我看到了以下.NET特定的异常，但是它应该由另一个问题触发。无论如何，这个是reported to the community。

    class org.apache.ignite.IgniteException: Platform error:System.NullReferenceException: Ññûëêà íà îáúåêò íå óêàçûâàåò íà ýêçåìïëÿð îáúåêòà.
   â Apache.Ignite.Core.Impl.Unmanaged.UnmanagedCallbacks.CacheEntryFilterApply(Int64 memPtr)
   â Apache.Ignite.Core.Impl.Unmanaged.UnmanagedCallbacks.InLongOutLong(Int32 type, Int64 val)
    at org.apache.ignite.internal.processors.platform.PlatformProcessorImpl.loggerLog(PlatformProcessorImpl.java:404)
    at org.apache.ignite.internal.processors.platform.PlatformProcessorImpl.processInStreamOutLong(PlatformProcessorImpl.java:460)
    at org.apache.ignite.internal.processors.platform.PlatformProcessorImpl.processInStreamOutLong(PlatformProcessorImpl.java:512)
    at org.apache.ignite.internal.processors.platform.PlatformTargetProxyImpl.inStreamOutLong(PlatformTargetProxyImpl.java:67)
    at org.apache.ignite.internal.processors.platform.callback.PlatformCallbackUtils.inLongOutLong(Native Method)
    at org.apache.ignite.internal.processors.platform.callback.PlatformCallbackGateway.cacheEntryFilterApply(PlatformCallbackGateway.java:143)
    at org.apache.ignite.internal.processors.platform.cache.PlatformCacheEntryFilterImpl.apply(PlatformCacheEntryFilterImpl.java:70)
    at org.apache.ignite.internal.processors.cache.query.GridCacheQueryManager$InternalScanFilter.apply(GridCacheQueryManager.java:3139)

第一个例外与网络级别的通信问题有关。
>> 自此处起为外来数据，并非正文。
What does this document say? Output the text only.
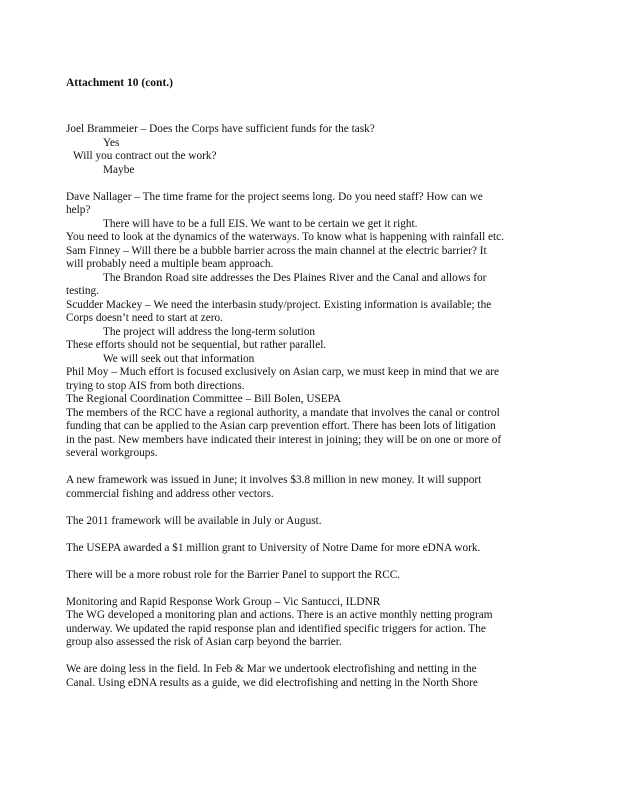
Attachment 10 (cont.)
Joel Brammeier – Does the Corps have sufficient funds for the task?
Yes
Will you contract out the work?
Maybe
Dave Nallager – The time frame for the project seems long. Do you need staff? How can we
help?
There will have to be a full EIS. We want to be certain we get it right.
You need to look at the dynamics of the waterways. To know what is happening with rainfall etc.
Sam Finney – Will there be a bubble barrier across the main channel at the electric barrier? It
will probably need a multiple beam approach.
The Brandon Road site addresses the Des Plaines River and the Canal and allows for
testing.
Scudder Mackey – We need the interbasin study/project. Existing information is available; the
Corps doesn’t need to start at zero.
The project will address the long-term solution
These efforts should not be sequential, but rather parallel.
We will seek out that information
Phil Moy – Much effort is focused exclusively on Asian carp, we must keep in mind that we are
trying to stop AIS from both directions.
The Regional Coordination Committee – Bill Bolen, USEPA
The members of the RCC have a regional authority, a mandate that involves the canal or control
funding that can be applied to the Asian carp prevention effort. There has been lots of litigation
in the past. New members have indicated their interest in joining; they will be on one or more of
several workgroups.
A new framework was issued in June; it involves $3.8 million in new money. It will support
commercial fishing and address other vectors.
The 2011 framework will be available in July or August.
The USEPA awarded a $1 million grant to University of Notre Dame for more eDNA work.
There will be a more robust role for the Barrier Panel to support the RCC.
Monitoring and Rapid Response Work Group – Vic Santucci, ILDNR
The WG developed a monitoring plan and actions. There is an active monthly netting program
underway. We updated the rapid response plan and identified specific triggers for action. The
group also assessed the risk of Asian carp beyond the barrier.
We are doing less in the field. In Feb & Mar we undertook electrofishing and netting in the
Canal. Using eDNA results as a guide, we did electrofishing and netting in the North Shore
见下文：

java.io.IOException: Óäàëåííûé õîñò ïðèíóäèòåëüíî ðàçîðâàë ñóùåñòâóþùåå ïîäêëþ÷åíèå
    at sun.nio.ch.SocketDispatcher.read0(Native Method)
    at sun.nio.ch.SocketDispatcher.read(Unknown Source)
    at sun.nio.ch.IOUtil.readIntoNativeBuffer(Unknown Source)
    at sun.nio.ch.IOUtil.read(Unknown Source)
    at sun.nio.ch.SocketChannelImpl.read(Unknown Source)
    at org.apache.ignite.internal.util.nio.GridNioServer$DirectNioClientWorker.processRead(GridNioServer.java:1282)
    at org.apache.ignite.internal.util.nio.GridNioServer$AbstractNioClientWorker.processSelectedKeysOptimized(GridNioServer.java:2386)
    at org.apache.ignite.internal.util.nio.GridNioServer$AbstractNioClientWorker.bodyInternal(GridNioServer.java:2153)
    at org.apache.ignite.internal.util.nio.GridNioServer$AbstractNioClientWorker.body(GridNioServer.java:1794)
    at org.apache.ignite.internal.util.worker.GridWorker.run(GridWorker.java:120)
    at java.lang.Thread.run(Unknown Source)
[18:46:12,846][WARNING][grid-nio-worker-tcp-comm-0-#48][TcpCommunicationSpi] Closing NIO session because of unhandled exception [cls=class o.a.i.i.util.nio.GridNioException, msg=Óäàëåííûé õîñò ïðèíóäèòåëüíî ðàçîðâàë ñóùåñòâóþùåå ïîäêëþ÷åíèå]
[18:46:13,861][WARNING][tcp-comm-worker-#1][TcpCommunicationSpi] Connect timed out (consider increasing 'failureDetectionTimeout' configuration property) [addr=/127.0.0.1:47101, failureDetectionTimeout=10000]
[18:46:14,893][WARNING][tcp-comm-worker-#1][TcpCommunicationSpi] Connect timed out (consider increasing 'failureDetectionTimeout' configuration property) [addr=BB-SRV-DELTA/169.254.40.231:47101, failureDetectionTimeout=10000]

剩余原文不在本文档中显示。